Quanto àquele paper sobre Socialismo, acabei o terminando naquele dia mesmo. O jeito foi pôr umas piadinhas sobre Stalin, Sibéria e outras desse tipo (o professor [Díaz-Alejandro] é um gozador) pra ver se ele se esquece da qualidade e dá nota pela originalidade. Segunda-feira vou saber o resultado.

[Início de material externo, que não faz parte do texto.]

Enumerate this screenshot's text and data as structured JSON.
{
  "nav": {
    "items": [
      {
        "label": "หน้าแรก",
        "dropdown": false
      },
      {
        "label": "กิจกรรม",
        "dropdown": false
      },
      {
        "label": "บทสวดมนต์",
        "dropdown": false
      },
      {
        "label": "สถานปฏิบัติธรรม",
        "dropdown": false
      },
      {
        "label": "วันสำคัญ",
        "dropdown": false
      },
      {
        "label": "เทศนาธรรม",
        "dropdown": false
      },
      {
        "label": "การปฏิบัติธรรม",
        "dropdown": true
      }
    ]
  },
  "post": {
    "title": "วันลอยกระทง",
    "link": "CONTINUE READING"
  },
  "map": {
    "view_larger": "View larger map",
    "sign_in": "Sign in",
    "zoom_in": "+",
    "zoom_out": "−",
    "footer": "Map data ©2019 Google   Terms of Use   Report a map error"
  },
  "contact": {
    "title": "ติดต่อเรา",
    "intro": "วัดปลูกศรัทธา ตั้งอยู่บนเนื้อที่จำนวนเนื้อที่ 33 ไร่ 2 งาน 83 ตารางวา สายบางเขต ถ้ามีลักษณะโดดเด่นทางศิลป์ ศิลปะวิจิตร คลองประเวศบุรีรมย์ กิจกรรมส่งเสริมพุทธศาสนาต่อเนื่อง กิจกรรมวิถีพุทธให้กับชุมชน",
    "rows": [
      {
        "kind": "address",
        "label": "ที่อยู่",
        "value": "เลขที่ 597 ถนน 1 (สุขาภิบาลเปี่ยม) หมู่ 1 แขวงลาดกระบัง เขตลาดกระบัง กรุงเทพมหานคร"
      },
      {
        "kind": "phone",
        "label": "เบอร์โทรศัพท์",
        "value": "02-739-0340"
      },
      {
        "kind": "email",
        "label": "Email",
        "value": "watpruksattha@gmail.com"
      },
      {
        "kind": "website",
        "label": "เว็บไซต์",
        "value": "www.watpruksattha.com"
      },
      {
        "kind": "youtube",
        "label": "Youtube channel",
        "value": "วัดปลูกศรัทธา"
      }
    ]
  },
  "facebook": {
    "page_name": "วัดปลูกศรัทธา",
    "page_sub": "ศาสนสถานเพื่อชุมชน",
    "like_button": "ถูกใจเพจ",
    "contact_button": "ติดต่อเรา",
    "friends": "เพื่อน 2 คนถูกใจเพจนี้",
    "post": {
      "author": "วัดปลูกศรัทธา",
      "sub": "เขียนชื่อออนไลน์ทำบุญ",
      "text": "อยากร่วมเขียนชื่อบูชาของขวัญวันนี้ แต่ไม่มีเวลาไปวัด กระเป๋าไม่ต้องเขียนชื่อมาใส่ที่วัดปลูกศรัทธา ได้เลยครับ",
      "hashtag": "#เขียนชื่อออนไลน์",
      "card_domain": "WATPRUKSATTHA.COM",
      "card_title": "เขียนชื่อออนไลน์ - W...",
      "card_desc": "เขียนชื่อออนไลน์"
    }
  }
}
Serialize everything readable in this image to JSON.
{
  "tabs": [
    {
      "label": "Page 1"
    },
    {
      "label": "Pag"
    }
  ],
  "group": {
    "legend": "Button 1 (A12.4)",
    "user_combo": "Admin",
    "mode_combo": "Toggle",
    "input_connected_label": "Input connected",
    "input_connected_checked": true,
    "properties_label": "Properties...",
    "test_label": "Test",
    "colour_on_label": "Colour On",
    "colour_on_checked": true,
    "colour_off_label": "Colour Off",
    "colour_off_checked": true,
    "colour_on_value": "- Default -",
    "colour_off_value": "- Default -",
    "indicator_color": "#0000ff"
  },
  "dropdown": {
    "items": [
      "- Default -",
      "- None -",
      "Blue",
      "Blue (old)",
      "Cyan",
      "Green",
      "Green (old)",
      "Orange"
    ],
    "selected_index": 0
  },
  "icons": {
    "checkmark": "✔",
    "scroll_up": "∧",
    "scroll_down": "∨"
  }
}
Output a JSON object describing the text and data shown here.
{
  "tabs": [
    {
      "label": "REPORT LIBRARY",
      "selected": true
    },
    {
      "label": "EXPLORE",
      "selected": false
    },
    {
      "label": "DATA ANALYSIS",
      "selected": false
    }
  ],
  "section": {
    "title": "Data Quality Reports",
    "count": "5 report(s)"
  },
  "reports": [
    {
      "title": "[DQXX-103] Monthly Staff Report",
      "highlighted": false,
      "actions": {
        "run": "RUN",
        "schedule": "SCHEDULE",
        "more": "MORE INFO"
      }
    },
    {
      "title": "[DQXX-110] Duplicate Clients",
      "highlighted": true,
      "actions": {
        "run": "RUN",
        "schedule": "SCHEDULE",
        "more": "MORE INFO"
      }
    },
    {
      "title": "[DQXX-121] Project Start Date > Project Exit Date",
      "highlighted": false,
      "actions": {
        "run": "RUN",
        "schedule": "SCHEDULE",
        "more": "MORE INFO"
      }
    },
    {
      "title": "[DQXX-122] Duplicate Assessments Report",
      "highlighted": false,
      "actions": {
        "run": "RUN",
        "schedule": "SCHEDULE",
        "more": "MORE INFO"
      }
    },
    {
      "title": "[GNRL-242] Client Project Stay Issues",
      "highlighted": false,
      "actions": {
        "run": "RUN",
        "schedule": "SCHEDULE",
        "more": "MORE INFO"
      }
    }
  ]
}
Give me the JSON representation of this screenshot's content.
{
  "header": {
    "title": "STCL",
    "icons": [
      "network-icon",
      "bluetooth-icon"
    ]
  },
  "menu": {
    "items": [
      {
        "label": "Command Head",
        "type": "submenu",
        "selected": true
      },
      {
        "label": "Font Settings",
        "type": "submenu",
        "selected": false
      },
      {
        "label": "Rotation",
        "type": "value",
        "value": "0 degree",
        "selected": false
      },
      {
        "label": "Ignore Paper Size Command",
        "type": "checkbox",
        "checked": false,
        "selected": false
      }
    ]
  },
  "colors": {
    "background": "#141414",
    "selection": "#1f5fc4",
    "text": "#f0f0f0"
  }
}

25-26/01/1965: Hoje meu expediente se encerra mais cedo, às 13h, que o batente foi meio puxado. Ontem, prova de manhã, estudo à tarde, ginásio à tardinha e novamente algum estudo à noite. A prova hoje foi de Análise Econômica me parece que fui bem; das cinco questões, apenas gostaria de remendar uma das respostas e parte de um outra. Também tenho acertado na cronometragem do tempo das respostas – coisa geralmente importante aqui. Hoje terminei a prova 15 minutos antes do tempo, com uma média de 32 minutos por resposta, contra um máximo de 35 minutos. Na prova de Contabilidade, também levei a questão preparada, com a cronometragem exata de duas horas e, começando a escrever às 9h, às 11h pus o ponto final na prova, embora tivesse que correr um bocado no final.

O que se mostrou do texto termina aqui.